“To every man there comes in his lifetime that special moment when he is figuratively tapped on the shoulder and offered that chance to do a very special thing, unique to him and his talents. What a tragedy if that moment finds him unprepared or unqualified for that work.” ~Winston Churchill
What are you doing to prepare and develop yourself as a leader? If you believe that leaders are made, not born, then you need to figure out the best way develop and grow your leadership abilities.
Common learning challenges for leaders are what to do and when to find time to do it. Attending schools, reading books and going to seminars are good activities to learn about leadership.
But according to senior military officers the best development opportunities are right around you. Officers attending the Center for Creative Leadership’s Leadership at the Peak program participated in a survey of their key developmental experiences and the lessons learned from those events. The goal was to answer the question, how do military leaders learn the lessons of leadership?
You might think it would be from classroom leader development and battlefield experience. Respondents were asked to reflect on their careers and to share the key developmental experiences that led to a lasting change in the way they lead or manage.
The top three developmental experiences were:
1. Positive Role Models
2. Negative Role Models
3. Failures and Mistakes
Were you surprised? You have heard the saying, “people do what people see.” Just as children learn from observing their parents, we learn much about leadership from observing other leaders, both good and bad.
Jack Welch said, “Everybody is a mentor. Learn something from each person. Keep your eyes and ears open and wanting to learn. Keep a constant growth mindset.” When I think about my own best leadership lessons learned, I come up with several good leaders that I worked for and several not so good.
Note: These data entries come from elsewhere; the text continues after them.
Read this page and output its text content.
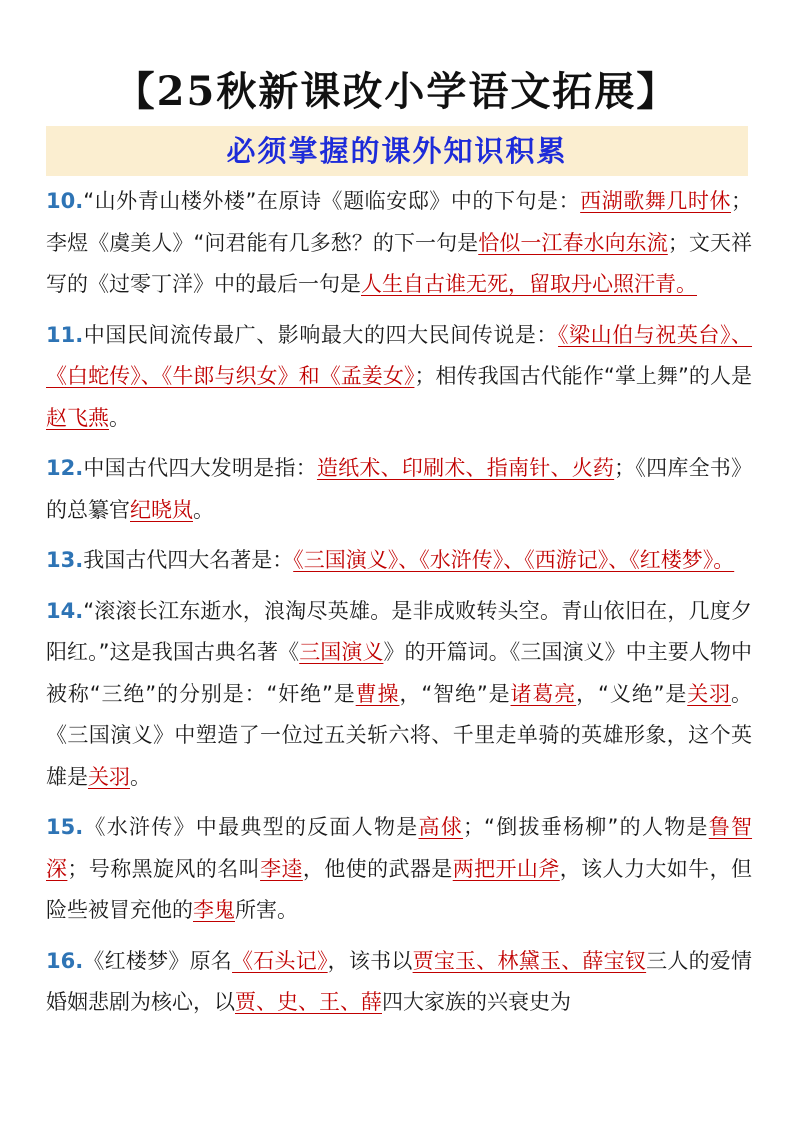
【25秋新课改小学语文拓展】
必须掌握的课外知识积累

10.“山外青山楼外楼”在原诗《题临安邸》中的下句是：西湖歌舞几时休；李煜《虞美人》“问君能有几多愁？的下一句是恰似一江春水向东流；文天祥写的《过零丁洋》中的最后一句是人生自古谁无死，留取丹心照汗青。

11.中国民间流传最广、影响最大的四大民间传说是：《梁山伯与祝英台》、《白蛇传》、《牛郎与织女》和《孟姜女》；相传我国古代能作“掌上舞”的人是赵飞燕。

12.中国古代四大发明是指：造纸术、印刷术、指南针、火药；《四库全书》的总纂官纪晓岚。

13.我国古代四大名著是：《三国演义》、《水浒传》、《西游记》、《红楼梦》。

14.“滚滚长江东逝水，浪淘尽英雄。是非成败转头空。青山依旧在，几度夕阳红。”这是我国古典名著《三国演义》的开篇词。《三国演义》中主要人物中被称“三绝”的分别是：“奸绝”是曹操，“智绝”是诸葛亮，“义绝”是关羽。《三国演义》中塑造了一位过五关斩六将、千里走单骑的英雄形象，这个英雄是关羽。

15.《水浒传》中最典型的反面人物是高俅；“倒拔垂杨柳”的人物是鲁智深；号称黑旋风的名叫李逵，他使的武器是两把开山斧，该人力大如牛，但险些被冒充他的李鬼所害。

16.《红楼梦》原名《石头记》，该书以贾宝玉、林黛玉、薛宝钗三人的爱情婚姻悲剧为核心，以贾、史、王、薛四大家族的兴衰史为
Some of my most vivid leadership lessons were learned from observing bad leaders and vowing never to lead like that. I also had many good leaders that made me want to emulate them as close as possible.
Turn the workplace into a classroom. Seek out those leaders that people agree are doing a good job. Look at how they interact with people. Observe how they make decisions. Notice how they communicate.
When you study a great leader, you get the amplified boost of studying the very best and shortcutting your learning. Just make sure that:
1. You are intentional about your efforts.
2. You record, then reflect on your observations.
3. You use these lessons, good or bad, to guide your development as a leader.
The third developmental experience, learning from our failures and mistakes, is also a great teacher, but that is a lesson for another day. Be all you can be as a leader today!